Ken Berger of CBS Sports says Jackson is still "intrigued" by the idea of coaching in Brooklyn, and to a certain degree that makes sense. Jackson spent the first 10 years of his NBA career as a player with Knicks, and then he played out his final two seasons with the Nets. Furthermore, Jackson has always pursued opportunities with teams that have rosters built to compete immediately, and the Nets are certainly not a rebuilding project.
However, they are still a mess. Brooklyn fired head coach Avery Johnson earlier this week in the wake of 10 losses in the last 13 games, and interim coach P.J. Carlesimo isn't the answer for a team that hoped to compete for a top-four seed in the Eastern Conference this season. Deron Williams, Joe Johnson and Gerald Wallace are highly-paid veterans with solid reputations, but they are all suffering through some of their worst seasons as lead players in the NBA. Brook Lopez has turned into a key component for the team, which might say more about the failings of Williams, Johnson and Wallace than it does about any vast improvement made by Lopez.
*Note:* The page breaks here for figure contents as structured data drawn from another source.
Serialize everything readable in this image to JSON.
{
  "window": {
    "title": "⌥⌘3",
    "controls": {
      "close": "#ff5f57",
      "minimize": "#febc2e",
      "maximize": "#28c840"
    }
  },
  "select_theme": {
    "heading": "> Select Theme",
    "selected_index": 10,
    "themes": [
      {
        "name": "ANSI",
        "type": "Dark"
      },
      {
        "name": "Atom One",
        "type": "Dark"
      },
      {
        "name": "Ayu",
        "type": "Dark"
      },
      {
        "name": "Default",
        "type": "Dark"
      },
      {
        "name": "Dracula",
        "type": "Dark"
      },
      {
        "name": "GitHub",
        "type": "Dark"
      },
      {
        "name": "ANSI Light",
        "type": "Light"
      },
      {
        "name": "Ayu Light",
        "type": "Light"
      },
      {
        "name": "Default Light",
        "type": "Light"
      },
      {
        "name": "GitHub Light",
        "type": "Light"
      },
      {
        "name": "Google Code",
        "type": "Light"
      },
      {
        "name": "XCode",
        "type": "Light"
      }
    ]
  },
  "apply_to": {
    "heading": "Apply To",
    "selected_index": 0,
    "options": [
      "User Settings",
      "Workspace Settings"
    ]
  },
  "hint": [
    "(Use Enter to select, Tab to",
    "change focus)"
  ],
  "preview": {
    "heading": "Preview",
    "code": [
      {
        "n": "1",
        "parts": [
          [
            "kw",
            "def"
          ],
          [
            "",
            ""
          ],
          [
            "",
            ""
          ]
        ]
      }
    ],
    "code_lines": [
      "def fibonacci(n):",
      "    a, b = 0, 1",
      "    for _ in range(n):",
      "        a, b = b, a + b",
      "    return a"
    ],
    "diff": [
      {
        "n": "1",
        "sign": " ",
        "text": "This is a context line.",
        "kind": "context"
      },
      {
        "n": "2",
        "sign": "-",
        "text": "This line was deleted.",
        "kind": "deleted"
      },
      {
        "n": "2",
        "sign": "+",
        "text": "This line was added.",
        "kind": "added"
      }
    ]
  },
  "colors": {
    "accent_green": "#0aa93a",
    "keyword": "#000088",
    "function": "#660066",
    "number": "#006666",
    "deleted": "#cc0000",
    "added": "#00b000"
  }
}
Finally, the situation won't get much better if the Nets' Big Three don't get their act together soon. Brooklyn recently signed long-term deals with D-Will, Iso Joe and Crash, and that trio will be owed $56 million in the 2015-16 season alone.
Could Phil Jackson actually turn the Nets around and reshape them into a contender over the next few season? It feels like an impossible task, but Brooklyn fans are hoping Phil takes the bait and works his magic one more time.
Jackson owns a 1155-485 regular season record as an NBA head coach (.704 winning percentage), and a 229-104 post-season record (.688 winning percentage) punctuated by NBA Championships with the Chicago Bulls in 1990-91, 1991-92, 1992-93, 1995-96, 1996-97 and 1997-98, and with the Los Angeles Lakers in 1999-00, 2000-01, 2001-02, 2008-09 and 2009-10.